Stuart Hill, Vice President and Director of BT’s London 2012 delivery programme, gave a truly inspiring presentation about BT’s approach, as the Tier One Telecoms Sponsor. “Reliability ahead of heroes”, “Treat every amber as red”.
Kevin Russell, CEO of “3” Mobile highlighted some of the absurdities in mobile data regulation and pricing, and illustrated the major daily evening peak in mobile data traffic that’s apparently down to home use.
You may have seen today’s announcement of new Government Policy on Open Source software. A number of journalists have been enquiring after my views!
Well, I’ve had a couple of long days so these aren’t fully thought-through, but my more-or-less “off the cuff” reactions are:
- Open Standards are definitely required.
- I don’t like the term “Open Source”. It’s misleading; what many people mean is “anything but Microsoft”; few businesses actually use open source directly – they buy software derived from open source that has been commercially packaged and sold with support, which, in practice, is little different to licensed software.
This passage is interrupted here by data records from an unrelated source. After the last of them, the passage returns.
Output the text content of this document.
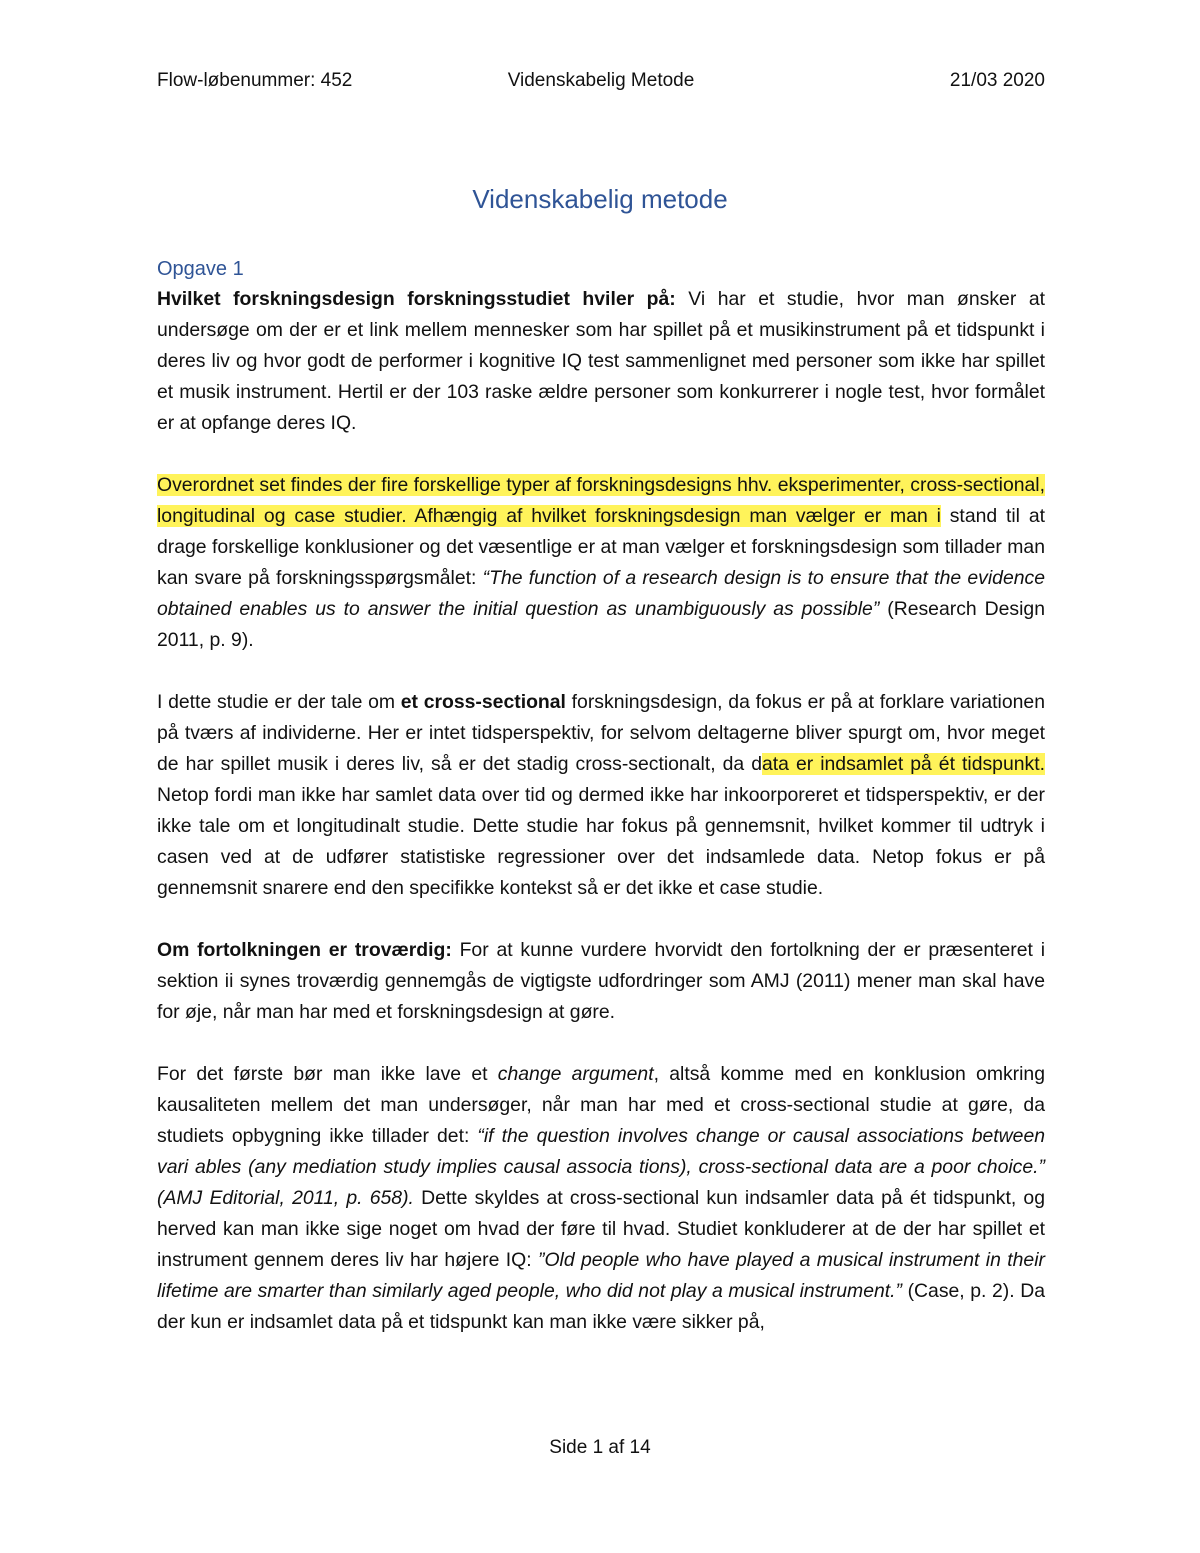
Flow-løbenummer: 452	Videnskabelig Metode	21/03 2020
Videnskabelig metode
Opgave 1

Hvilket forskningsdesign forskningsstudiet hviler på: Vi har et studie, hvor man ønsker at undersøge om der er et link mellem mennesker som har spillet på et musikinstrument på et tidspunkt i deres liv og hvor godt de performer i kognitive IQ test sammenlignet med personer som ikke har spillet et musik instrument. Hertil er der 103 raske ældre personer som konkurrerer i nogle test, hvor formålet er at opfange deres IQ.

Overordnet set findes der fire forskellige typer af forskningsdesigns hhv. eksperimenter, cross-sectional, longitudinal og case studier. Afhængig af hvilket forskningsdesign man vælger er man i stand til at drage forskellige konklusioner og det væsentlige er at man vælger et forskningsdesign som tillader man kan svare på forskningsspørgsmålet: “The function of a research design is to ensure that the evidence obtained enables us to answer the initial question as unambiguously as possible” (Research Design 2011, p. 9).

I dette studie er der tale om et cross-sectional forskningsdesign, da fokus er på at forklare variationen på tværs af individerne. Her er intet tidsperspektiv, for selvom deltagerne bliver spurgt om, hvor meget de har spillet musik i deres liv, så er det stadig cross-sectionalt, da data er indsamlet på ét tidspunkt. Netop fordi man ikke har samlet data over tid og dermed ikke har inkoorporeret et tidsperspektiv, er der ikke tale om et longitudinalt studie. Dette studie har fokus på gennemsnit, hvilket kommer til udtryk i casen ved at de udfører statistiske regressioner over det indsamlede data. Netop fokus er på gennemsnit snarere end den specifikke kontekst så er det ikke et case studie.

Om fortolkningen er troværdig: For at kunne vurdere hvorvidt den fortolkning der er præsenteret i sektion ii synes troværdig gennemgås de vigtigste udfordringer som AMJ (2011) mener man skal have for øje, når man har med et forskningsdesign at gøre.

For det første bør man ikke lave et change argument, altså komme med en konklusion omkring kausaliteten mellem det man undersøger, når man har med et cross-sectional studie at gøre, da studiets opbygning ikke tillader det: “if the question involves change or causal associations between vari ables (any mediation study implies causal associa tions), cross-sectional data are a poor choice.” (AMJ Editorial, 2011, p. 658). Dette skyldes at cross-sectional kun indsamler data på ét tidspunkt, og herved kan man ikke sige noget om hvad der føre til hvad. Studiet konkluderer at de der har spillet et instrument gennem deres liv har højere IQ: ”Old people who have played a musical instrument in their lifetime are smarter than similarly aged people, who did not play a musical instrument.” (Case, p. 2). Da der kun er indsamlet data på et tidspunkt kan man ikke være sikker på,

Side 1 af 14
- Nevertheless, competition is great for keeping suppliers focussed on delivering customer value, and “Open Source” has certainly played its part.
- All the same, software is only one part of the Total Cost of Ownership equation; don’t consider it in isolation, but as part of the full TCO and lifecycle costs.
- “Open Source” software development, in my experience, lags proprietary development by several years. I don’t think we could achieve the anytime, anywhere fixed and mobile infrastructure with tele-presence we require, now, for flexible and new ways of working using only Open Source.
- I agree with reuse, and it’s a very significant factor in the Microsoft Public Sector software licensing project I’m involved in (and not allowed to talk about).
- If it works for you – fine. I wouldn’t rule-out so-called “Open Source”; Newham has used it for some applications since the time it did its deal with Microsoft (probably the first UK public sector procurement of Microsoft as a supplier) and continues to do so.